Guarda il cane, non l'uomo di cui vede solo le gambe: quello, non gli interessa proprio.
Guarda il cane, cerca di capirne le condizioni. Gli alza una palpebra, tocca la pupilla: nessuna reazione. Le mandibole, socchiuse in un ghigno, scoprono denti frantumati.
Un muso un po' troppo a punta, zampe un po' troppo corte per essere di razza ma neppure un bastardo merita di morire a bastonate su di un marciapiedi.
Le mani pulsano, le articolazioni iniziano a far male e a gonfiarsi. Ha perfino difficoltà ad aprire la macchina.
La mattina dopo esce da casa prima del solito, più in fretta che mai, in disordine.

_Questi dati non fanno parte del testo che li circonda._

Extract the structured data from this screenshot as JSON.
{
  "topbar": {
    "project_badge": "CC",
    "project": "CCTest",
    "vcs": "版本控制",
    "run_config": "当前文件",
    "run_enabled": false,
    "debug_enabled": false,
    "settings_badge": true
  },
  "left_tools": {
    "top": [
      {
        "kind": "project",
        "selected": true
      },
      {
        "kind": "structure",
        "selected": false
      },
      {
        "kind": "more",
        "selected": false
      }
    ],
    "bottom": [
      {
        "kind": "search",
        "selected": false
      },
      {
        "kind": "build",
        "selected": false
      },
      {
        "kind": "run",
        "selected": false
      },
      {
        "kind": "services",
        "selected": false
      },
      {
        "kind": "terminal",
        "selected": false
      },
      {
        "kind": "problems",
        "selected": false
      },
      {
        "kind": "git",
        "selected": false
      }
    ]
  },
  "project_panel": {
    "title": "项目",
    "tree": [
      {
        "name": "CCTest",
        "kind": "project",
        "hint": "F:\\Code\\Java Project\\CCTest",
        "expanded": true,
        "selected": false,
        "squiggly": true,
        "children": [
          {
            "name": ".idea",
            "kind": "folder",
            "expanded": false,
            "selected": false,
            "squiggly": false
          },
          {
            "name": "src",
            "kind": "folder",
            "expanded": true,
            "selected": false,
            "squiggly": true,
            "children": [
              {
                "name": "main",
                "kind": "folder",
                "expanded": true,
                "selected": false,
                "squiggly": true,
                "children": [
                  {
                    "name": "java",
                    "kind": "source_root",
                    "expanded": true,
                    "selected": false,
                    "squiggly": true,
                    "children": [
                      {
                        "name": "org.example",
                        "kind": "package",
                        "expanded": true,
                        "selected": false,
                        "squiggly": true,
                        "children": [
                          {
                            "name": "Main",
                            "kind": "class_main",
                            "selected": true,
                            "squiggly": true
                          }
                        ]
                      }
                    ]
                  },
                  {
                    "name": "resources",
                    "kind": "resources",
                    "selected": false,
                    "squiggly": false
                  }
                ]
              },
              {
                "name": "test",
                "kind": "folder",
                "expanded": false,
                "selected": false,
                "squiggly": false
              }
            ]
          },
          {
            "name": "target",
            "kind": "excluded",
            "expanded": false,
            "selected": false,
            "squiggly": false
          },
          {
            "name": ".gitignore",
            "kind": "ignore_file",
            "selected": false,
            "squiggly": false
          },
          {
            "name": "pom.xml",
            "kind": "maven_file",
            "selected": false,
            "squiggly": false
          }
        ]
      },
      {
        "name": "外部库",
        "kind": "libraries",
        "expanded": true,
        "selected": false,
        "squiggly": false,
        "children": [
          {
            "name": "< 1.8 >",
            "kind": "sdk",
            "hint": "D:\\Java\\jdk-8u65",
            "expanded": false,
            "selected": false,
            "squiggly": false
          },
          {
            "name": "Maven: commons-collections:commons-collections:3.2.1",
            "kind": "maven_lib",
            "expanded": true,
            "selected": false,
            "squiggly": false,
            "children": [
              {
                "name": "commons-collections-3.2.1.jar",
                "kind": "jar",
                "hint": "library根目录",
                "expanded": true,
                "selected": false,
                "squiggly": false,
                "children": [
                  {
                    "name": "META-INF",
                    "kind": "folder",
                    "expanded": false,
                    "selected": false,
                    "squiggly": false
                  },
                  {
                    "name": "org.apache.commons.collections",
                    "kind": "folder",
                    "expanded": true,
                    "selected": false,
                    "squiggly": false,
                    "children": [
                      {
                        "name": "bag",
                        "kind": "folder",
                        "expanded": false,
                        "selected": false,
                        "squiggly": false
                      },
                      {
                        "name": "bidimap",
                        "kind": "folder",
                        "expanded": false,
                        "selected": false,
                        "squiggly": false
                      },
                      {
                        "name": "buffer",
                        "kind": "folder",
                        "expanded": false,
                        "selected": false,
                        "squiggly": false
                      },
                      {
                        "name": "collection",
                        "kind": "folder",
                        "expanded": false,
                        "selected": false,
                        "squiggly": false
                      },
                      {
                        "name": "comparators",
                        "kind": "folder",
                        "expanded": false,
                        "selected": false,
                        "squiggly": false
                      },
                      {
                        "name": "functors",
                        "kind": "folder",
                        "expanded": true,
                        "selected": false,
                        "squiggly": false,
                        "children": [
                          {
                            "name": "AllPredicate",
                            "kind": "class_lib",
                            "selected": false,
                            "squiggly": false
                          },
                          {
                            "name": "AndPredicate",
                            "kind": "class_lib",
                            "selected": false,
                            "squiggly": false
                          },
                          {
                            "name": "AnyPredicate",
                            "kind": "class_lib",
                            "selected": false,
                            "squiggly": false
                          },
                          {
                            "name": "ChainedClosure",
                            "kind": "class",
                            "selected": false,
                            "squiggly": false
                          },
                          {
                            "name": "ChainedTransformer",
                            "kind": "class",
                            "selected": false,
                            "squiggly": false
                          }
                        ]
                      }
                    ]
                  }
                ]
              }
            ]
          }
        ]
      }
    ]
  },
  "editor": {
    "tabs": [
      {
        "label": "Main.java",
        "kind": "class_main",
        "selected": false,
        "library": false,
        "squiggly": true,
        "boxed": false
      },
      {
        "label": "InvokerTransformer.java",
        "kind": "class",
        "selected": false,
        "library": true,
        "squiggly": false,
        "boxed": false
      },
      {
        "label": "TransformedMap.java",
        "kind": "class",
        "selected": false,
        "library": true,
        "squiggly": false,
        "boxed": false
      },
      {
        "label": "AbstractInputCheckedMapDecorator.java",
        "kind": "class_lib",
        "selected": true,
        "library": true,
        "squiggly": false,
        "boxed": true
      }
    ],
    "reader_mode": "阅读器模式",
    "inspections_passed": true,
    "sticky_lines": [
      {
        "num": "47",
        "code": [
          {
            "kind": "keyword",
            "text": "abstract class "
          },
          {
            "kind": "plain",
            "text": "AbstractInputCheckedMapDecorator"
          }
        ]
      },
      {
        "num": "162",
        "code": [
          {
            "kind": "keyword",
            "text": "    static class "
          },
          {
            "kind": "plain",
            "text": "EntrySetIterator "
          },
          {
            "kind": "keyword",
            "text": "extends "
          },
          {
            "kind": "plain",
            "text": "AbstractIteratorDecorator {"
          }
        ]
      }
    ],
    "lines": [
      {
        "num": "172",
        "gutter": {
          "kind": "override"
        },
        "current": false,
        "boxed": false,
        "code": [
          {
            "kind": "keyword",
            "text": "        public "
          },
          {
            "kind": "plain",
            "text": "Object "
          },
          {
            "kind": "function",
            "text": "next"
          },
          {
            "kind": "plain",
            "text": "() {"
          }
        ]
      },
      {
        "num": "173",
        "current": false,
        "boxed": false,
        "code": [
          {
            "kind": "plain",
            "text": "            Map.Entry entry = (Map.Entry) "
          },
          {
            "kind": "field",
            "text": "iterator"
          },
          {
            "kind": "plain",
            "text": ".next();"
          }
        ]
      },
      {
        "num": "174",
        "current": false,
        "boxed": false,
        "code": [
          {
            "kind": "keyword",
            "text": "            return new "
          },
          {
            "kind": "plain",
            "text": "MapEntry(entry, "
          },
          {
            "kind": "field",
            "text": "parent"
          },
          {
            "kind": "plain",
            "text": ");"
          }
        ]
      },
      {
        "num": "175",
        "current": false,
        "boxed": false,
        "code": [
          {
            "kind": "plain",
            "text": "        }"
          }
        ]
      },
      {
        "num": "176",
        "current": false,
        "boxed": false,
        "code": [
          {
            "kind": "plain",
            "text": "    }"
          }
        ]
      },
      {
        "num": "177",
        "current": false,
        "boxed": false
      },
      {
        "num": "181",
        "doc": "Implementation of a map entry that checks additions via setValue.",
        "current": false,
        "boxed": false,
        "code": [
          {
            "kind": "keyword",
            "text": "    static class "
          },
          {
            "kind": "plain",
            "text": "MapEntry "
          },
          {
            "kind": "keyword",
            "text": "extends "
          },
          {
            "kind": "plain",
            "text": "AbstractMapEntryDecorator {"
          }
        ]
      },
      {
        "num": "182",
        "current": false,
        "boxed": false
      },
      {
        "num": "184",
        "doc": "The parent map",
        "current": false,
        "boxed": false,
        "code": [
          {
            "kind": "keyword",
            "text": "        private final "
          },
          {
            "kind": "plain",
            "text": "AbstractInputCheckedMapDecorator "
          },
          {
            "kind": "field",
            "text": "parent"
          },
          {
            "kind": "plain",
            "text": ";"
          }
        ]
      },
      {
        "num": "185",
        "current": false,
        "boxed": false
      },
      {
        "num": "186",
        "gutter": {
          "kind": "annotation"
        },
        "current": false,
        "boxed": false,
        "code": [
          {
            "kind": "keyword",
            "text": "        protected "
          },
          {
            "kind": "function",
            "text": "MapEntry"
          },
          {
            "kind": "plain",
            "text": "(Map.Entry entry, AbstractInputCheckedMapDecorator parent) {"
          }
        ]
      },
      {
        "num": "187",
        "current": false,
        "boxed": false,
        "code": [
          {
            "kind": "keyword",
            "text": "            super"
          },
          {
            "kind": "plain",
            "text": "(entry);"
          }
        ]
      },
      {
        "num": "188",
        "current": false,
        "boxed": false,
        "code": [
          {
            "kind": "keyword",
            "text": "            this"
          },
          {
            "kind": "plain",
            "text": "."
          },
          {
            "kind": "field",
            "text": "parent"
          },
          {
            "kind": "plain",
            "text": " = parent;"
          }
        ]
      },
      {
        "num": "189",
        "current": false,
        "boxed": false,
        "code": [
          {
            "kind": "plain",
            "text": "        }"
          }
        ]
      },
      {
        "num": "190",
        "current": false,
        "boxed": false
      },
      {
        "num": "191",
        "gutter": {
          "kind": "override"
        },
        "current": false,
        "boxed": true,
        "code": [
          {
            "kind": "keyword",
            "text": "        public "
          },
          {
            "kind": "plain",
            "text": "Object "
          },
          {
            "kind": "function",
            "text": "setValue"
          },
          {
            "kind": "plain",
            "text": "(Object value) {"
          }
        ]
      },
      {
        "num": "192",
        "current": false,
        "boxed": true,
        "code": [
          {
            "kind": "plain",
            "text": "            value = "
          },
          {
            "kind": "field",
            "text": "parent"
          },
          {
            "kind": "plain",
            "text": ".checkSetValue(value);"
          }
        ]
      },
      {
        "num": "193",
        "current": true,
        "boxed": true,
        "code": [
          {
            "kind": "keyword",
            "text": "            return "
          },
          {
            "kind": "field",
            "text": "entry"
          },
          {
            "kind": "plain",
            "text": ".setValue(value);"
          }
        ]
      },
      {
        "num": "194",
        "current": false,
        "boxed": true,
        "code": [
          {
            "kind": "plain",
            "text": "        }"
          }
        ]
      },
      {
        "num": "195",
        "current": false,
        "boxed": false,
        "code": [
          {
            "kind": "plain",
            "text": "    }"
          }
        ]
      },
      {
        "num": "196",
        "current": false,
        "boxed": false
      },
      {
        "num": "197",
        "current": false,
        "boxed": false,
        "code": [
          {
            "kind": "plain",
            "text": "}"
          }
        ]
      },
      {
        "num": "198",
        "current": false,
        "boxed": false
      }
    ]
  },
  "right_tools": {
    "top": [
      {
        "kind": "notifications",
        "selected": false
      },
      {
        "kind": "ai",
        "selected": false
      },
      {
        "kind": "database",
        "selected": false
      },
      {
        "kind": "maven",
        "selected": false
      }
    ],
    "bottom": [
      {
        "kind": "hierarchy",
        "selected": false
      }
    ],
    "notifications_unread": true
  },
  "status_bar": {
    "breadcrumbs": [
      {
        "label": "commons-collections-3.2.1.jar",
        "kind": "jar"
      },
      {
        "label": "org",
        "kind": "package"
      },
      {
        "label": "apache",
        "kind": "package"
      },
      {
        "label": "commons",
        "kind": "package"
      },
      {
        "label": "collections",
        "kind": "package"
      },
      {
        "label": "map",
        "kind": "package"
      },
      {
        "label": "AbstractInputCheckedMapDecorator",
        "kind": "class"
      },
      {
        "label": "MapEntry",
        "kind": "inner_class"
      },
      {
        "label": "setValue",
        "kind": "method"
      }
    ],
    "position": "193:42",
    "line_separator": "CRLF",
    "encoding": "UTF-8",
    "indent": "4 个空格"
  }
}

Passa una signora elegante con un barboncino bianco al guinzaglio. Sono uguali, stesso incedere legnoso, stessa espressione distante e un po' vanesia. Stesso colore di pelo e capelli, stessi riccioli. Lo guardano entrambi: quattro occhi del medesimo colore.
Il Globe & Mail è al solito posto, nello scatolone metallico, sull'angolo della via.
Monetine.
Pagine e pagine che passano veloci per arrivare alla cronaca nera. Magra, perchè non sono molti gli avvenimenti di quel genere in una città come Toronto.
"A MAN DEAD BESIDE A DEAD DOG"
"La RCMP (Royal Canadian Mounted Police, le Giubbe Rosse) sta indagando sul misterioso fatto di sangue che ha coinvolto un nostro concittadino e un cane, entrambi trovati morti in un vicolo nei pressi di Yonge Street. Previsti per domani i risultati dell'esame autoptico. Le Autorità si chiedono..."
I caratteri in grassetto sembrano perforare il foglio e appiccicarsi al suo viso sudato.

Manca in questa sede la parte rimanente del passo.